Her two teenage sons were in the car, ready to volunteer at the circus. She had no idea that moments before, the animals had peeled open a steel sally port door and escaped from the arena.

"They came right in front of my car. They turned left and came right down the side of my car,” she remembered. "I just told them to hang on. I pushed it into reverse, and I could only go a few feet because cars were surrounding me."

Schmiz managed to snap several pictures of the three huge females stomping through the parking lot during a sold-out matinee. She said the animals were linked, tail to trunk, as they pushed between two parked pickups belonging to circus staff.

"The width was two feet. The elephants just mainly took the pickup trucks and moved them out. We saw car parts just being thrown up in the air. The windows were being smashed by the elephants."

Schmiz said it took trainers at least 40 minutes and lots of peanuts to get those elephants safely into a semi trailer. Circus spokesperson Dennis Burkholder said no one was injured. But, Schmiz said she saw a staff person with a gash on his head.
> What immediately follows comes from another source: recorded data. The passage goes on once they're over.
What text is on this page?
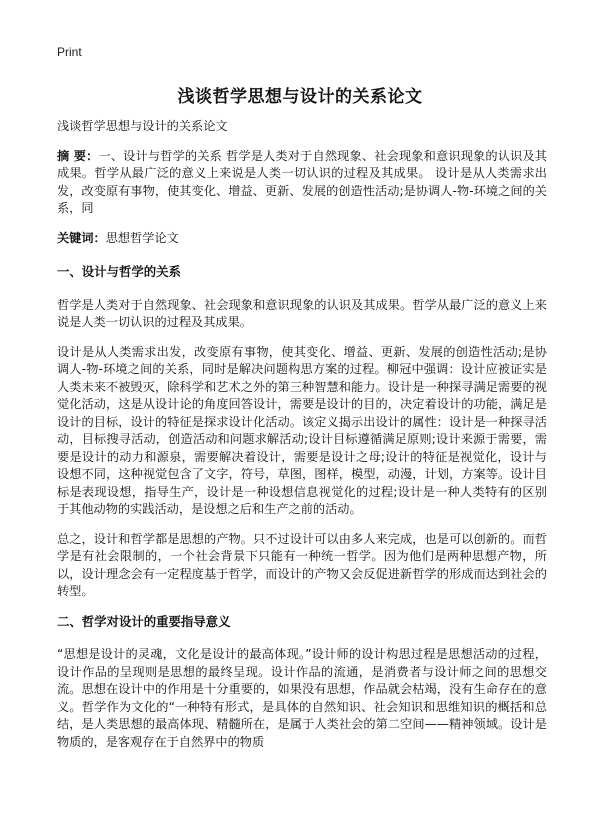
Print
浅谈哲学思想与设计的关系论文

浅谈哲学思想与设计的关系论文

摘 要：一、设计与哲学的关系 哲学是人类对于自然现象、社会现象和意识现象的认识及其成果。哲学从最广泛的意义上来说是人类一切认识的过程及其成果。 设计是从人类需求出发，改变原有事物，使其变化、增益、更新、发展的创造性活动;是协调人-物-环境之间的关系，同

关键词：思想哲学论文

一、设计与哲学的关系

哲学是人类对于自然现象、社会现象和意识现象的认识及其成果。哲学从最广泛的意义上来说是人类一切认识的过程及其成果。

设计是从人类需求出发，改变原有事物，使其变化、增益、更新、发展的创造性活动;是协调人-物-环境之间的关系，同时是解决问题构思方案的过程。柳冠中强调：设计应被证实是人类未来不被毁灭，除科学和艺术之外的第三种智慧和能力。设计是一种探寻满足需要的视觉化活动，这是从设计论的角度回答设计，需要是设计的目的，决定着设计的功能，满足是设计的目标，设计的特征是探求设计化活动。该定义揭示出设计的属性：设计是一种探寻活动，目标搜寻活动，创造活动和问题求解活动;设计目标遵循满足原则;设计来源于需要，需要是设计的动力和源泉，需要解决着设计，需要是设计之母;设计的特征是视觉化，设计与设想不同，这种视觉包含了文字，符号，草图，图样，模型，动漫，计划，方案等。设计目标是表现设想，指导生产，设计是一种设想信息视觉化的过程;设计是一种人类特有的区别于其他动物的实践活动，是设想之后和生产之前的活动。

总之，设计和哲学都是思想的产物。只不过设计可以由多人来完成，也是可以创新的。而哲学是有社会限制的，一个社会背景下只能有一种统一哲学。因为他们是两种思想产物，所以，设计理念会有一定程度基于哲学，而设计的产物又会反促进新哲学的形成而达到社会的转型。

二、哲学对设计的重要指导意义

“思想是设计的灵魂，文化是设计的最高体现。”设计师的设计构思过程是思想活动的过程，设计作品的呈现则是思想的最终呈现。设计作品的流通，是消费者与设计师之间的思想交流。思想在设计中的作用是十分重要的，如果没有思想，作品就会枯竭，没有生命存在的意义。哲学作为文化的“一种特有形式，是具体的自然知识、社会知识和思维知识的概括和总结，是人类思想的最高体现、精髓所在，是属于人类社会的第二空间——精神领域。设计是物质的，是客观存在于自然界中的物质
She saw every available trainer and performer drop what they were doing to save every person and animal on that parking lot.

"The trainers and the handlers, they did everything just the right way."

Schmiz also said she went to the circus as a little girl, when her grandfather was a volunteer. To her, the elephants looked extremely agitated and tired as they moved their heads up and down and reared onto their hind legs.

Burkholder said this was the first time in the 72-year history of the circus this had ever happened. The team started an investigation into a cause and planned changes to make sure this never happens again.

Schimz admitted she was scared. But, she planned to bring her boys back to the circus next year.

"This was just a freak thing,” she laughed, nervously, “Of all the places to park.”